Google provides a large variety of APIs that are used widely to integrate the functionality of one application into another. When it comes to integration, one must grant access to the data.
Now for an organisation, since the data stored in the Google Drive and the Gmail can be sensitive and confidential at the same time, one can deny the access of the OAuth Apps or add-ons.
OAuth is an authentication protocol which allows one application to interact with another on one's behalf without sharing our password. Different access tokens are issued to a client app which grants different type of access in order to protect the resources. OAuth scopes are other tools that provide a way to limit the access allowed to the access tokens.
G Suite administrators have the privilege to enable/disable different API scopes for different G Suite services -
G Suite - Gmail, Drive, Calendar, Contacts, Admin, Vault, Apps Script Runtime, Apps Script API.
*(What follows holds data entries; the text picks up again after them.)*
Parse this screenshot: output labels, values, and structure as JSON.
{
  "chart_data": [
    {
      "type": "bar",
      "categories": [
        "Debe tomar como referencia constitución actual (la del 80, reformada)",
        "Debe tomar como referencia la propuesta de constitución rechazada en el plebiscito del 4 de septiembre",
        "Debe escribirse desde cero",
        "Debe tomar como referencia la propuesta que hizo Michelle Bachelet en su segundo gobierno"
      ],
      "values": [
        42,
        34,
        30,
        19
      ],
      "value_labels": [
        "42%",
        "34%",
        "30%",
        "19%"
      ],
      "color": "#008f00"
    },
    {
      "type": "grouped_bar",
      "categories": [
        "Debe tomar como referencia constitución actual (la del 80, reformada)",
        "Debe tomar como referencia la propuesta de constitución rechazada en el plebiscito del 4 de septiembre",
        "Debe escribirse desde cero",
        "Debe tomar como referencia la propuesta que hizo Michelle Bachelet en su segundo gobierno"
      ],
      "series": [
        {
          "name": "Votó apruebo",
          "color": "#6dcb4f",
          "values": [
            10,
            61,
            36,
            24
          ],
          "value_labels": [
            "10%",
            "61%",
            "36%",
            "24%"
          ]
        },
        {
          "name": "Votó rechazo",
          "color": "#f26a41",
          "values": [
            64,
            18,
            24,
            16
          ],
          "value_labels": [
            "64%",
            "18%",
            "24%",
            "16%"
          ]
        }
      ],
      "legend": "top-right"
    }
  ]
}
Google Cloud Platform - Cloud Platform, Machine Learning, Cloud Billing.
In order to whitelist applications, we first need to limit which G Suite API scopes can be accessed by third-party apps. Then we need to create whitelists that define which apps can access blocked scopes.
Creating a Whitelist of Trusted Apps
In order to create a whitelist of Trusted Apps, follow the steps:
-
Go to Admin console Home page, then go to Security > API Permissions.
2. At the bottom of the list of apps, click the Trusted Apps link.
3. Click Whitelist an App +, the “Add App To Trusted List “ pop-up opens.
4. In the Select App Type list, select an option:
- Android
- iOS
- Web applications
5. For Android or iOS, type an app name and click Search to display a list of available apps. For the Web Applications, you have to fill the OAuth2 Client ID.
6. Check the box next to the app you want to add, then click Add.
7. (Optional) To provide internal apps access to the restricted G Suite APIs:
- Go back to the Security page.
- At the bottom of the page, check the Trust domain-owned apps box next to Internal App Settings, and click Save.
Note: If you disable Trust domain-owned apps, internal apps will not be able to access the restricted G Suite APIs. Domain-owned apps include:
1. Any Google Apps Script projects created by users within the domain
2. Apps associated with the organization in the Google Cloud Platform Console owned by the domain.